Sous l’occupation les habitants d’Oberroedern n’ont pas subi de déportation ou autres atrocités mais ils étaient placés sous étroites surveillances par des sbires nazis qui les considéraient comme peu fiables. Leur environnement a été modifié pour qu’ils se sentent totalement citoyens du Reich. Les noms et prénoms sont regermanisés, ainsi du jour au lendemain Charles devient Karl, Roger devient Rüdiger et René devient Renatus. Tout ce qui rappelle la France, comme le béret par exemple est banni. Les « salut », « bonjour » ou « au revoir » sont remplacés par le « Heil Hitler » bras tendu.

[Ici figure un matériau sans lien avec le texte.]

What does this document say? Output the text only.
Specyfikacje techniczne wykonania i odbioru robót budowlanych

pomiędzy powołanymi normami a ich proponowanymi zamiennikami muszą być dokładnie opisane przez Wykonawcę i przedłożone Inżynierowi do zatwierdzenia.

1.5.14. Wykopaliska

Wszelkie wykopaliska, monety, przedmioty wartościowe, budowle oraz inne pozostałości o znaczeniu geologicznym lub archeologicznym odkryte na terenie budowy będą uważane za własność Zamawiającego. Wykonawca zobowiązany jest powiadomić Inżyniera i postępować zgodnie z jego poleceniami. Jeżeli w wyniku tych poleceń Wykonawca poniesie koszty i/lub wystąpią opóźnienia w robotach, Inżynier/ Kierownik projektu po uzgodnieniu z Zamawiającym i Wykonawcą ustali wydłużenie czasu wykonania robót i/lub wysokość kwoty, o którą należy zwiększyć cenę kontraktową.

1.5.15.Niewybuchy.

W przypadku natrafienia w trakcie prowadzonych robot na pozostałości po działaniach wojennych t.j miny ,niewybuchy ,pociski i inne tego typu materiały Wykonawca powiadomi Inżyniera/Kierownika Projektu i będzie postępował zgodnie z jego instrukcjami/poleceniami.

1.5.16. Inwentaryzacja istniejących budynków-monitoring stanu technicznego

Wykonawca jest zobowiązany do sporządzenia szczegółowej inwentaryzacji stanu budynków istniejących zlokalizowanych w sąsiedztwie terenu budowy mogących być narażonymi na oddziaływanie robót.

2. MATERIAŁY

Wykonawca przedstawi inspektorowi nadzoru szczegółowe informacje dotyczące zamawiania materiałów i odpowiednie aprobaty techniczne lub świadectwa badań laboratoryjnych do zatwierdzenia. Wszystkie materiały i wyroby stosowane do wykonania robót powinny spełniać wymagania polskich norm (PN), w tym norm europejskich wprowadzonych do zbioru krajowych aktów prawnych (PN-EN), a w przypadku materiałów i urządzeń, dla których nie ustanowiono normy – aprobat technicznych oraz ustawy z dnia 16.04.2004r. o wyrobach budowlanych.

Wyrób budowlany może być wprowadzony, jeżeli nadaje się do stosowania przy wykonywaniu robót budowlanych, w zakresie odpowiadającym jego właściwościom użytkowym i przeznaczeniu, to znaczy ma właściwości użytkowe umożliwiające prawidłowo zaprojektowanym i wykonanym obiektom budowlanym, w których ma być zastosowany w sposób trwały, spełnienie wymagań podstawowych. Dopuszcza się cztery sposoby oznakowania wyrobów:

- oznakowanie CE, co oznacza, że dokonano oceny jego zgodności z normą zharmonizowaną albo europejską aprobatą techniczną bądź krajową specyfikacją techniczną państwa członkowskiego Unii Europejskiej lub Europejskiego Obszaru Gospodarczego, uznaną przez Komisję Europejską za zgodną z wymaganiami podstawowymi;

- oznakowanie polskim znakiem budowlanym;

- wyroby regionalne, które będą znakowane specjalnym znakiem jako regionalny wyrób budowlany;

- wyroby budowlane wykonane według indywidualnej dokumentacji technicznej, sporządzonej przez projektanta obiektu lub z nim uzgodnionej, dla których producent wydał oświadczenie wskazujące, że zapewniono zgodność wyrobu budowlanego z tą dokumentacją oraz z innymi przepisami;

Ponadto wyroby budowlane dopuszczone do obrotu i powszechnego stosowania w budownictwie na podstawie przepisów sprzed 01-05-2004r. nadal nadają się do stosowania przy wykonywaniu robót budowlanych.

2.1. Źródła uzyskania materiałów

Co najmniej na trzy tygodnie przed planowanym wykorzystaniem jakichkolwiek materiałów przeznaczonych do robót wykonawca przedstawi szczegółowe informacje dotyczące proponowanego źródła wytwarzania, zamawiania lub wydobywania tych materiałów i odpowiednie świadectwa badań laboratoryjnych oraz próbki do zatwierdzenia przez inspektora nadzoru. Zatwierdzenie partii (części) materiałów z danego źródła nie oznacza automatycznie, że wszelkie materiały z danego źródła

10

L’endoctrinement est organisé progressivement. D’abord avec la Hitlerjugend où les enfants se trouvent en uniforme pour la première fois et qui devient obligatoire en Alsace à partir du 2 janvier 1942. A l’âge de 17 ans le Reichsarbeitsdienst prend le relais, il oblige les filles et garçons à effectuer un service national de travail où la discipline de type militaire est accentuée. Les filles des classes 1923 et 1924 d’Oberroedern partent pendant une durée de 5 mois, de novembre 1942 à mars 1943 pour effectuer leur service dans diverses villes allemandes.
Pendant ce temps les garçons des classes 1920, 1921 et 1922 sont incorporés de force dans la Wehrmacht. Alors que 7 jeunes d’Oberroedern (Albert Dangler, Edmond Fechter, Joseph Fechter, Robert Fechter, Martin Fix, Charles Philipps et René Philipps) et 3 de Stundwiller refusent de signer le « Wehrpass » d’enrôlement, ils sont enfermés. D’abord à Wissembourg puis à Haguenau et finalement ils seront conduits au camp de rééducation de Schirmeck. Jusqu’ici ils n’ont fléchi devant aucun coup, ni aucune menace. Néanmoins, au dixième jour, le chef du camp menace d’expulser leur famille et de les mettre « à la corvée de chiottes » permanente (et elle se faisait à main nue). Ils acceptent finalement de signer les papiers.
La plupart rentrent chez eux avant d’être envoyés sur le front russe en juin 1944. Au début du mois d’octobre 1944, un grand nombre de prisonniers alsaciens sont transférés au camp de Tambow en Russie. Quelques oberroedernois s’y retrouveront : Albert Dangler, Robert Fechter, Martin Fix, Antoine Amann, Joseph Ball, Georges Beill, Charles Philipps, Joseph Strasser et Aloyse Eisenmann qui y laissera sa vie.
L’arrivée des Alliés
En parallèle, le 6 juin 1944 les Alliés débarquent sur les plages de Normandie, la terrible bataille de Normandie ne s’achèvera que fin juillet 1944 mais marque le début d’une série de défaites pour la Wehrmacht. Le 3 septembre Lyon est libérée, puis Mulhouse le 21 novembre, Strasbourg le 23 novembre et Haguenau le 11 décembre. Les troupes américaines arrivent à Hatten le 13 décembre et le 21 décembre ils s’installent « durablement » à Oberroedern.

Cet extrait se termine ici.